February 23, 2022
Wednesday of the Seventh Week in Ordinary Time
Memorial of St. Polycarp, Bishop and Martyr
Today, in God’s Lavish Mercy, James continues to “tell it like it is”.
Come now, you who say,
James 4: 13
“Today or tomorrow we shall go into such and such a town,
spend a year there doing business, and make a profit”–
you have no idea what your life will be like tomorrow.
James offers that hard truth to his listeners, Jewish Christians dispersed outside of Israel. It’s an insight many of us might not like hearing, because we thrive on making plans for future growth and improvement.
When a current situation is looking a little dim, we like to think that “there is always tomorrow”. James says, “Maybe not! Make sure you humbly do all that you can TODAY.”
James reminds me of my Nana.

My great-grandmother was born in Ireland in 1869. She was no-nonsense Irish, probably because of the no-nonsense times during which she grew up. She was highly religious and stringently moral, and she worked to insure that the family benefitted from all the lessons she had learned in her challenging life.

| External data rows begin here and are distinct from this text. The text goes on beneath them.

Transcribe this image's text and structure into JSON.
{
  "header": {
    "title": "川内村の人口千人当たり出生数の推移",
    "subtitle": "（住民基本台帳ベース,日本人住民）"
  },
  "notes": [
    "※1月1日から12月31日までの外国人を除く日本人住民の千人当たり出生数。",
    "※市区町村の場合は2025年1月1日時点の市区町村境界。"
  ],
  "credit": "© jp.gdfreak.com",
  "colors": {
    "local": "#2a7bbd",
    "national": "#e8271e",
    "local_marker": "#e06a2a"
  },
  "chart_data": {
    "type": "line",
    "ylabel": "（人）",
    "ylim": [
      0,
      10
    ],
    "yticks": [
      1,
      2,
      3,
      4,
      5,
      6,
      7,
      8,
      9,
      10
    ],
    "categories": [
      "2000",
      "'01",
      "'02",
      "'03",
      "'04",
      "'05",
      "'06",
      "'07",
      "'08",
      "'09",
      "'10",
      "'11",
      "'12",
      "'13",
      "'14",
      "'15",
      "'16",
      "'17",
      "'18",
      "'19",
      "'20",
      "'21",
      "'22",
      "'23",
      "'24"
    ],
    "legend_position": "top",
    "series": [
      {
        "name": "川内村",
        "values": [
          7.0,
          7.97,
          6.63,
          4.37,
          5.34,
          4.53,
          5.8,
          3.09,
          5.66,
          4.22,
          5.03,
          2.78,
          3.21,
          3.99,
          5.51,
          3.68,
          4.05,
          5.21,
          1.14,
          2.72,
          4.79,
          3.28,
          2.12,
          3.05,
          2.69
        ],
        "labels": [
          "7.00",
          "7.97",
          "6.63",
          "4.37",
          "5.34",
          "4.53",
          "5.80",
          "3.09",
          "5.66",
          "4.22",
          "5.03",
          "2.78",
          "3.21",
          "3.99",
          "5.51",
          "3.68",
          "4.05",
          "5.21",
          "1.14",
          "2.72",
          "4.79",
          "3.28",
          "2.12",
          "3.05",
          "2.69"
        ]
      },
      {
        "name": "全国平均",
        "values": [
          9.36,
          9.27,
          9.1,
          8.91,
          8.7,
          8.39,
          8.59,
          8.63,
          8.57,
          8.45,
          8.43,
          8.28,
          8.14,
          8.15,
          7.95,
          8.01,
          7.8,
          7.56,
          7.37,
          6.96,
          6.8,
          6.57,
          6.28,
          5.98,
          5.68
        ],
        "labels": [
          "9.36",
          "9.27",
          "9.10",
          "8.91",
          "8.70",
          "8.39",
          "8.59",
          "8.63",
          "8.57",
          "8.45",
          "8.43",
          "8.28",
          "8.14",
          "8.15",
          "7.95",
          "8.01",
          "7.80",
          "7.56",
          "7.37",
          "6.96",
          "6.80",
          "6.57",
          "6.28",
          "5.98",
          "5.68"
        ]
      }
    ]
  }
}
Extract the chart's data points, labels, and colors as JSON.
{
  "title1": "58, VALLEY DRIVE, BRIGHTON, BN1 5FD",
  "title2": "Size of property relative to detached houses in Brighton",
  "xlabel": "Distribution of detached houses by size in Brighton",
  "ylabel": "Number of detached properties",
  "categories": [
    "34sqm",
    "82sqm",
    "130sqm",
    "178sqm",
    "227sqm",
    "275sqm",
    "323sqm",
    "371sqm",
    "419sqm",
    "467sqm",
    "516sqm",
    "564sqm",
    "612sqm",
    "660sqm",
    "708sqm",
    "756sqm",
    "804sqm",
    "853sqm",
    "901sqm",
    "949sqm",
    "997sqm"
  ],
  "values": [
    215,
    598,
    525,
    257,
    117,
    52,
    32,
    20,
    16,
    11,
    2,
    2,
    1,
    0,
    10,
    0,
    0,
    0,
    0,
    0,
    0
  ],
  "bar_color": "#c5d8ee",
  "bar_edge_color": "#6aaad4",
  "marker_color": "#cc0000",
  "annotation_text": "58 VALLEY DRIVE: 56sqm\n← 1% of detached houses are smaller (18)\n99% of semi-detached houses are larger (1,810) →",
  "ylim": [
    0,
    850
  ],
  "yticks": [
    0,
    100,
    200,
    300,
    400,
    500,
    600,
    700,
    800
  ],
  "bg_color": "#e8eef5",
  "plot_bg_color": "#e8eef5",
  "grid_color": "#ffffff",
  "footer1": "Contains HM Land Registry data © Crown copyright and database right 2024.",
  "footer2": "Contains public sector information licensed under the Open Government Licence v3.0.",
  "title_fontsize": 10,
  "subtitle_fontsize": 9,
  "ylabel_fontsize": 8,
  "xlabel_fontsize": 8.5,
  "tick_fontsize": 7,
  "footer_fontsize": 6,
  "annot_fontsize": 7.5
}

Her accent was as thick as porridge, but after a while I, a perspicacious little toddler, began imitating it. I listened intently to her oft-repeated phrases and folded them into my own conversations. One such phrase made an indelible impression on me to the point that I can hear it even now in her soft, rolling brogue.
When one of the family retired for the night, it was common to say, ” Good night. God bless you.” Sometimes we added, ” I’ll see you in the morning” and if we did, Nana invariably responded:
if God spares us!
I think that is exactly what James is saying in his no-nonsense epistles.

We depend on God’s goodness and mercy for everything. We need to remember and acknowledge that truth, and to live in hopeful gratitude.
… you should say,
“If the Lord wills it, we shall live to do this or that.”
But instead you are boasting in your arrogance.
All such boasting is evil.
So for one who knows the right thing to do
and does not do it, it is a sin.
I think that most of us aren’t really arrogant. We just forget. We get confused. We let our lives slip off their center on God. And then we might start to think that we are the center of everything! Big mistake!
Our Responsorial Psalm for today reinforces these truths. I love the way Pastor Christine Robinson has interpreted Psalm 49:
Here is my wisdom—Listen to my song!
I am surrounded by those who put their trust
in possessions and money
I am not taken in.
What is precious in life can’t be had in the marketplace
What is important about us is not what we acquire,
but what we do to add love, goodness, and
beauty to the world.
It’s the size of our hearts, not the size of our houses,
It’s our understanding, not our fame.
What we own is taken from the earth and from others.
It returns to them when we die.
But love, wisdom, and beauty,
they strengthen the fabric of creation.
They accrue to God, enlarge our very souls.
These are our true legacy and our ongoing life.